Friday, April 20, 2012

My Amazon Reviews: Tori Amos "Little Earthquakes"

Shifting the faultlines
5 Out of 5 Stars

Say what you will about Tori Amos, her second album bent music in a new direction. Once "Little Earthquakes" opened a whole new audience of sensitive women who liked their music heavy on mystic and or religious imagery, devoid of bombast and just speaking to a crowd that was being ignored, Tori Amos found that crack and made it her very own Teutonic plate. There's good reason for that. "Little Earthquakes" sounded like little else out at the time (bear in mind, this was the year of Nirvana) and. other than Kate Bush, no other woman was bending traditional pop structures at will.

It makes Tori an anomaly. "Silent All These Years" missed the top 40, bit she's hit the top 5 albums constantly.

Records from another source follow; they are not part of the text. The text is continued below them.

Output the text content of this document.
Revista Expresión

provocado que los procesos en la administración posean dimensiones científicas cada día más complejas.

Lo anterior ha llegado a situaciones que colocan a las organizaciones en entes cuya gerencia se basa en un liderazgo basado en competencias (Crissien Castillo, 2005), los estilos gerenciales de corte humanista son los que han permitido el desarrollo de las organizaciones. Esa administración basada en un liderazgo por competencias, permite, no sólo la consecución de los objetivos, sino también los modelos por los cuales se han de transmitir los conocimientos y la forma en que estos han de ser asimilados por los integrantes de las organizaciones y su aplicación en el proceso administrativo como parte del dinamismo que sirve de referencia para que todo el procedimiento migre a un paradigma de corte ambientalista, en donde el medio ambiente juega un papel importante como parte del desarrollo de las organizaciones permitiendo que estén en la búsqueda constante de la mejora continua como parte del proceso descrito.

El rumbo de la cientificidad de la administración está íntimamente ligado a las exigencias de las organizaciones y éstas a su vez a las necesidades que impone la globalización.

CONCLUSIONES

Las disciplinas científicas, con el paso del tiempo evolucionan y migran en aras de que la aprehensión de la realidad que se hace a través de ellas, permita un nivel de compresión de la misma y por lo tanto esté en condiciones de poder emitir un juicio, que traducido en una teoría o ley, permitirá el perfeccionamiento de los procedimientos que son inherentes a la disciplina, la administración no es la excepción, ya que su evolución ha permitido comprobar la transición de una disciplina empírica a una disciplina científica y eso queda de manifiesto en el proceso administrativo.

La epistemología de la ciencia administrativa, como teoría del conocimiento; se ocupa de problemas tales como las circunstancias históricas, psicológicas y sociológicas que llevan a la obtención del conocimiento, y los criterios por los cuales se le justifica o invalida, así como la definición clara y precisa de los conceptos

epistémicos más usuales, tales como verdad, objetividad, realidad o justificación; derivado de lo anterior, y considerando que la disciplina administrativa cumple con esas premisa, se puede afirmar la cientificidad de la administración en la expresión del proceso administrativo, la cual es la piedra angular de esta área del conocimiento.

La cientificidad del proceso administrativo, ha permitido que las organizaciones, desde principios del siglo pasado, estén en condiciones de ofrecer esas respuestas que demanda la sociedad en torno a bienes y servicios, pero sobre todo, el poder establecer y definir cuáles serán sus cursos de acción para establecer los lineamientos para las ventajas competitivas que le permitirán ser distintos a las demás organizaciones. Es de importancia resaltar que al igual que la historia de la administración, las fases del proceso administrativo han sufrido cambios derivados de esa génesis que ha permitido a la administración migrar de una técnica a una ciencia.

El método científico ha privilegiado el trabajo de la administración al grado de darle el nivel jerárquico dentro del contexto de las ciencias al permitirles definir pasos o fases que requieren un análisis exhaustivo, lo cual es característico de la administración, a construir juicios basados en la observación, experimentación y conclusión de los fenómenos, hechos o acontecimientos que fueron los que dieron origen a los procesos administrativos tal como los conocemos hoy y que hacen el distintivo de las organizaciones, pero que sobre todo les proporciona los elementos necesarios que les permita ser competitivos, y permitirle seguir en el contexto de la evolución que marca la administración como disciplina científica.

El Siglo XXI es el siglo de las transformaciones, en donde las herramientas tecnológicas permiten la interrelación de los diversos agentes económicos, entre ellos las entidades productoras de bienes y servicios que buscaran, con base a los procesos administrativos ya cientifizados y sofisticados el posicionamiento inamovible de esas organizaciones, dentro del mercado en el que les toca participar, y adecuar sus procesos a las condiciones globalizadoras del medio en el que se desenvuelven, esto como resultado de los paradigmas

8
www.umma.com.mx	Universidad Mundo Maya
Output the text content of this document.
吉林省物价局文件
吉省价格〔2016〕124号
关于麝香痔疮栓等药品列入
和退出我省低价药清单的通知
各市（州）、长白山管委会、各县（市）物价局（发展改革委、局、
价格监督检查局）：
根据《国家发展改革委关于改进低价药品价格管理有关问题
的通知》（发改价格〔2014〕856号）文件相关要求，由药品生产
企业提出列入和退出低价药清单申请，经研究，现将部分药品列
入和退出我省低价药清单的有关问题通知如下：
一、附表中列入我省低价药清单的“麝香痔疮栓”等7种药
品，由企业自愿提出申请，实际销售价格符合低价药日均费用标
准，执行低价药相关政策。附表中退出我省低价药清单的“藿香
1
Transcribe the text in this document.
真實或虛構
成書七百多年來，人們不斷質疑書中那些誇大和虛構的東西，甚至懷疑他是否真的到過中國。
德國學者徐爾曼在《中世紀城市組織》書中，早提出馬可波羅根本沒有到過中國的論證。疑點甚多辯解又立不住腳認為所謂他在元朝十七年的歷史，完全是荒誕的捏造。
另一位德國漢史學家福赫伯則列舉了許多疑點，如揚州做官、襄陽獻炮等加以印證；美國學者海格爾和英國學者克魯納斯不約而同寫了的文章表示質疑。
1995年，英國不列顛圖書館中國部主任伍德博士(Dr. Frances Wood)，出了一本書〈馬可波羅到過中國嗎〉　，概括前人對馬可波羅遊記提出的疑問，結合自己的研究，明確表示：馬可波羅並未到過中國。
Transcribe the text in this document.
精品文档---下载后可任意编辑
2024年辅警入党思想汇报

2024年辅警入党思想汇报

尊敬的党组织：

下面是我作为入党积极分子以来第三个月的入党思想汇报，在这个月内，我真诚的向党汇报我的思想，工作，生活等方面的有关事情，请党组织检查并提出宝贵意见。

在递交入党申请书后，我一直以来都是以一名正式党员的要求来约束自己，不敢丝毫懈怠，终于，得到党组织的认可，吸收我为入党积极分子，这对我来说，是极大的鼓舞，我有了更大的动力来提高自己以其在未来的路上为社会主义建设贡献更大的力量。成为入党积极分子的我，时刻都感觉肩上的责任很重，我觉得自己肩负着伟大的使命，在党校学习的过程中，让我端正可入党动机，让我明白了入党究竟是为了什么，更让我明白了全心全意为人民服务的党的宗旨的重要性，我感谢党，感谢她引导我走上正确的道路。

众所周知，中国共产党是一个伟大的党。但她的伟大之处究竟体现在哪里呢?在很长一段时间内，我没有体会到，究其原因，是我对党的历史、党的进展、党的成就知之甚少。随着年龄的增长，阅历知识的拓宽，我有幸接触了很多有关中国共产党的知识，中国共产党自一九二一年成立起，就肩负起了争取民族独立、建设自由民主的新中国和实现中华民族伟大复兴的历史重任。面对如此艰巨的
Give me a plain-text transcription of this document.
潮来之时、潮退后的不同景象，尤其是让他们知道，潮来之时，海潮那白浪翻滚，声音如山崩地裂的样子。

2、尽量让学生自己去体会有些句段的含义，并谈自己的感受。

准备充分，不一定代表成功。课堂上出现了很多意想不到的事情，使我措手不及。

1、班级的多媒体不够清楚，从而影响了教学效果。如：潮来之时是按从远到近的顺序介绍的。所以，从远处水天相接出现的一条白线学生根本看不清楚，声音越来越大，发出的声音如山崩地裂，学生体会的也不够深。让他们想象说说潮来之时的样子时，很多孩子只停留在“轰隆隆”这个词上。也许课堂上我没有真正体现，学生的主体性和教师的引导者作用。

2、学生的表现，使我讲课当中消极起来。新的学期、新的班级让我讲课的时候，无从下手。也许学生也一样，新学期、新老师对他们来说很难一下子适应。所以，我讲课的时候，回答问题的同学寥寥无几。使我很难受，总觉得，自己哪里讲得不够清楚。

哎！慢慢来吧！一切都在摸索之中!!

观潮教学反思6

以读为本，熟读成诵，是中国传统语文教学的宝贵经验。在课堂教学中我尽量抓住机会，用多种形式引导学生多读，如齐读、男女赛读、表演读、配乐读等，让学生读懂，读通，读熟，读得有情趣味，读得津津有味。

She rarely uses electric guitars, "Crucify" starts the album with piano and drums only. Tori;s voice was often the most electrifying here, breaking from whispers and panting into tortured wails, then back again, like "Precious Things." (Which contains one of the most brutal put-downs of all-time in "So you can make me cum? That doesn't make you Jesus.") The painful alliance between womanhood and Christendom is a reoccurring theme on "Little Earthquakes," and Tori's "faeries" clung to it because they all understood where a riposte like "what's so special about really deep thoughts? You better hope I bleed real soon, how's that thought for you?" could spring from.

It's why "Little Earthquakes" meets one of my main standards of 5 star/classic albums. Tori successfully leapt from Glam/Goth Gal on "Y Kant Tori Read" to a knowing singer/songwriter the likes we hadn't seen since Carole King. She has artistically outgrown that label a long time back, but "Little Earthquakes" made young adult women realize that there was a place for them in music that didn't have to be Nine Inch Nails or Phil Collins.